LES ORS D’ANTAN
Encore une nuit à vous rouiller la mémoire, se dit l’intendant Hoang en contemplant les traits de pluie qui tombaient telles des dagues d’argent d’un ciel obscurci. À écouter le bruit des gouttes frappant les tuiles vernissées du toit, il se sentait soudain très vieux, comme si chaque impact lui rappelait qu’une parcelle de sa vie venait de voler en éclats.
Quel ancien poète avait écrit ces vers ?
De l’ombre humide et des vestiges du temps
Viendront des conteurs d’un monde mort,
Marcheurs insensibles aux saisons
Qui te parleront à l’oreille
Et s’évanouiront à l’aube.
Il ne se souvenait plus, maintenant que des fragments de sa mémoire s’étaient effrités, rongés par l’oubli. Quelquefois, il faisait l’effort de tendre mentalement la main pour essayer de retenir ce lambeau qui s’éloignait, car dessus était imprimée une image précieuse datant de sa jeunesse. Quand il avait de la chance, il réussissait à garder la trace d’un sourire ou l’onde d’une chevelure. Celle de son premier amour ? Celle d’une passante entrevue à la sortie d’un temple ? Parfois, il sauvait de justesse le timbre d’une voix ou l’éclat d’un rire. Confidence ou promesse, clameur ou chuchotement – qu’importait, au fond ?

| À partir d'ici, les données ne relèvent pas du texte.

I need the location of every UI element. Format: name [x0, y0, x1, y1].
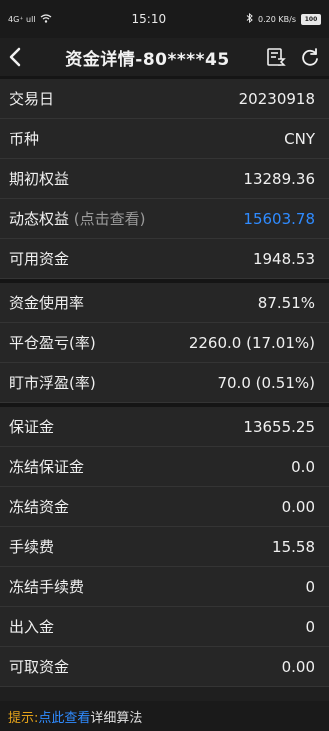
- row-label: 冻结资金: [9, 498, 70, 516]
- row-usage-rate: 资金使用率 87.51%: [0, 283, 329, 323]
- row-value: 0: [305, 617, 315, 636]
- row-opening-equity: 期初权益 13289.36: [0, 159, 329, 199]
- speed-text: 0.20 KB/s: [258, 14, 296, 24]
- row-label: 资金使用率: [9, 294, 85, 312]
- row-frozen-margin: 冻结保证金 0.0: [0, 447, 329, 487]
- row-floating-pnl: 盯市浮盈(率) 70.0 (0.51%): [0, 363, 329, 403]
- clock: 15:10: [131, 12, 167, 26]
- row-deposit-withdraw: 出入金 0: [0, 607, 329, 647]
- fund-section-2: 资金使用率 87.51% 平仓盈亏(率) 2260.0 (17.01%) 盯市浮…: [0, 283, 329, 403]
- refresh-icon: [302, 48, 318, 66]
- row-currency: 币种 CNY: [0, 119, 329, 159]
- row-label: 交易日: [9, 90, 55, 108]
- row-value: 13655.25: [243, 417, 315, 436]
- row-label: 可取资金: [9, 658, 70, 676]
- click-hint: (点击查看): [69, 210, 146, 228]
- row-label: 出入金: [9, 618, 55, 636]
- nav-header: 资金详情-80****45: [0, 38, 329, 76]
- row-dynamic-equity[interactable]: 动态权益 (点击查看) 15603.78: [0, 199, 329, 239]
- bluetooth-icon: [246, 12, 253, 25]
- battery-icon: 100: [301, 13, 321, 25]
- row-withdrawable: 可取资金 0.00: [0, 647, 329, 687]
- back-button[interactable]: [8, 42, 30, 72]
- footer-tip: 提示: 点此查看 详细算法: [0, 701, 329, 731]
- dynamic-equity-value[interactable]: 15603.78: [243, 210, 315, 228]
- row-close-pnl: 平仓盈亏(率) 2260.0 (17.01%): [0, 323, 329, 363]
- calc-menu-button[interactable]: [265, 46, 287, 68]
- row-label-main: 动态权益: [9, 210, 70, 228]
- network-text: 4G⁺ ull: [8, 14, 36, 24]
- row-value: 0: [305, 577, 315, 596]
- row-label: 手续费: [9, 538, 55, 556]
- tip-label: 提示:: [8, 710, 39, 726]
- tip-text: 详细算法: [90, 710, 143, 726]
- row-label: 冻结保证金: [9, 458, 85, 476]
- row-label: 可用资金: [9, 250, 70, 268]
- status-bar: 4G⁺ ull 15:10 0.20 KB/s 100: [0, 0, 329, 38]
- row-available-funds: 可用资金 1948.53: [0, 239, 329, 279]
- row-value: 0.00: [281, 497, 315, 516]
- refresh-button[interactable]: [299, 46, 321, 68]
- row-value: 87.51%: [257, 293, 315, 312]
- row-value: 0.0: [291, 457, 315, 476]
- row-label: 币种: [9, 130, 40, 148]
- row-frozen-funds: 冻结资金 0.00: [0, 487, 329, 527]
- row-label: 盯市浮盈(率): [9, 374, 96, 392]
- wifi-icon: [40, 13, 52, 25]
- row-value: 20230918: [238, 89, 315, 108]
- row-value: 1948.53: [252, 249, 315, 268]
- row-commission: 手续费 15.58: [0, 527, 329, 567]
- network-status: 4G⁺ ull: [8, 13, 52, 25]
- row-value: 0.00: [281, 657, 315, 676]
- view-details-link[interactable]: 点此查看: [38, 707, 90, 726]
- row-label: 期初权益: [9, 170, 70, 188]
- row-margin: 保证金 13655.25: [0, 407, 329, 447]
- row-value: 15.58: [272, 537, 315, 556]
- row-label: 保证金: [9, 418, 55, 436]
- battery-level: 100: [304, 15, 318, 23]
- row-value: 13289.36: [243, 169, 315, 188]
- row-value: 70.0 (0.51%): [217, 373, 315, 392]
- row-trade-date: 交易日 20230918: [0, 79, 329, 119]
- row-label: 平仓盈亏(率): [9, 334, 96, 352]
- row-label: 冻结手续费: [9, 578, 85, 596]
- page-title: 资金详情-80****45: [65, 49, 230, 70]
- row-label: 动态权益 (点击查看): [9, 208, 146, 229]
- list-sum-icon: [267, 48, 286, 66]
- row-value: 2260.0 (17.01%): [188, 333, 315, 352]
- chevron-left-icon: [9, 47, 21, 67]
- fund-section-1: 交易日 20230918 币种 CNY 期初权益 13289.36 动态权益 (…: [0, 79, 329, 279]
- row-frozen-commission: 冻结手续费 0: [0, 567, 329, 607]
- fund-section-3: 保证金 13655.25 冻结保证金 0.0 冻结资金 0.00 手续费 15.…: [0, 407, 329, 687]
- status-right: 0.20 KB/s 100: [246, 12, 321, 25]
- row-value: CNY: [284, 129, 315, 148]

Dans ses moments d’insomnie, il s’efforçait de refaire le cheminement de sa vie, une incantation visuelle pour se garder du délitement. Alors, il se voyait enfant courant derrière sa mère, un soir de printemps, sur des sentiers qu’il ne reconnaissait plus. Mais l’impression de mouvement et l’odeur d’un parfum lui procuraient une satisfaction indicible comme si, dans cette lutte incessante avec l’oubli, il venait d’arracher une victoire d’anthologie. Ou bien, il rappelait à lui son entrée au service du mandarin Pham, quand celui-ci avait seulement une quarantaine d’années et encore toute son énergie. Lui-même était fringant, avec un dos droit et des cheveux de jais, si fier de gérer l’intendance d’un officier de l’Empire, même si ce dernier n’administrait qu’une petite province dans le nord du pays. Les réceptions d’antan refluaient soudain avec force, scintillant de feux à présent éteints, et l’intendant revoyait devant ses yeux éblouis le chatoiement des étoffes où était venu s’accrocher un rayon de lune. Heureux de se frotter à leurs congénères, les notables de la ville se coudoyaient dans un grand brouhaha mondain, exhibant des tenues qui reflétaient la mode d’alors : tuniques à manches évasées, rehaussées de broderies au fil de soie, cols raides et spirales de nuages sur un champ d’azur… Les femmes, oscillant sur des escarpins à perles, se pavanaient avec des plumes d’oiseaux exotiques fichées dans le chignon, leur cou mis en valeur par un cercle d’argent ciselé. Et lui, élégant dans sa veste fendue, conduisait tout ce beau monde à la table du mandarin Pham, les plaçant avec amabilité et déférence selon leur rang.